Friday, June 2, 2017

Carl Jung: We can only rise above nature if somebody else carries the weight of the earth for us.



We can only rise above nature if somebody else carries the weight of the earth for us.

What sort of philosophy would Plato have produced had he been his own house-slave?

What would the Rabbi Jesus have taught if he had had to support a wife and children? if he had had to till the soil in which the bread he broke had grown, and weed the vineyard in which the wine he dispensed had ripened?

The dark weight of the earth must enter into the picture of the whole. In “this world” there is no good without its bad, no day without its night, no summer without its winter.

But civilized man can live without the winter, for he can protect himself against the cold; without dirt, for he can wash; without sin, for he can prudently cut himself off from his fellows and thereby avoid many an occasion for evil.
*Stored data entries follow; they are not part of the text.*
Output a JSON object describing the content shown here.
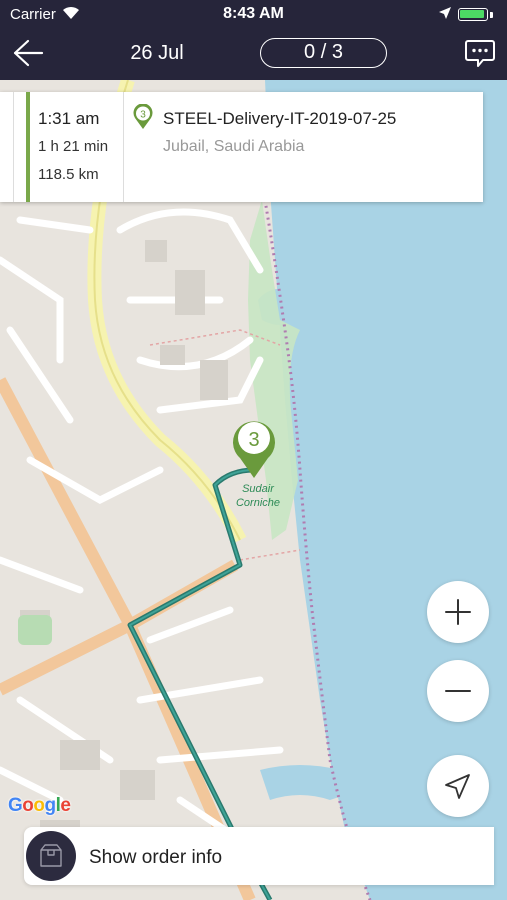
{
  "status_bar": {
    "carrier": "Carrier",
    "time": "8:43 AM",
    "icons": [
      "wifi-icon",
      "location-arrow-icon",
      "battery-icon"
    ]
  },
  "nav": {
    "back_icon": "arrow-left-icon",
    "date": "26 Jul",
    "counter": "0 / 3",
    "chat_icon": "chat-bubble-icon"
  },
  "trip": {
    "eta": "1:31 am",
    "duration": "1 h 21 min",
    "distance": "118.5 km",
    "stop_number": "3",
    "title": "STEEL-Delivery-IT-2019-07-25",
    "location": "Jubail, Saudi Arabia"
  },
  "map": {
    "place_label_1": "Sudair",
    "place_label_2": "Corniche",
    "marker_number": "3",
    "attribution": "Google",
    "route_color": "#2a7a6e",
    "marker_color": "#6a9a3c",
    "water_color": "#a8d4e6"
  },
  "controls": {
    "zoom_in_icon": "plus-icon",
    "zoom_out_icon": "minus-icon",
    "locate_icon": "navigation-arrow-icon"
  },
  "order_bar": {
    "icon": "box-icon",
    "label": "Show order info"
  }
}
He can deem himself good and pure, because hard necessity does not teach him anything better.

The natural man, on the other hand, has a wholeness that astonishes one, though there is nothing particularly admirable about it. It is the same old unconsciousness, apathy, and filth.

If, however, God is born as a man and wants to unite mankind in the fellowship of the Holy Ghost, he must suffer the terrible torture of having to endure the world in all its reality.

This is the cross he has to bear, and he himself is a cross.

whole world is God’s suffering, and every individual man who wants to get anywhere near his own wholeness knows that this is the way of the cross. ~Carl Jung, Psychology and Religion, Pages 178-179.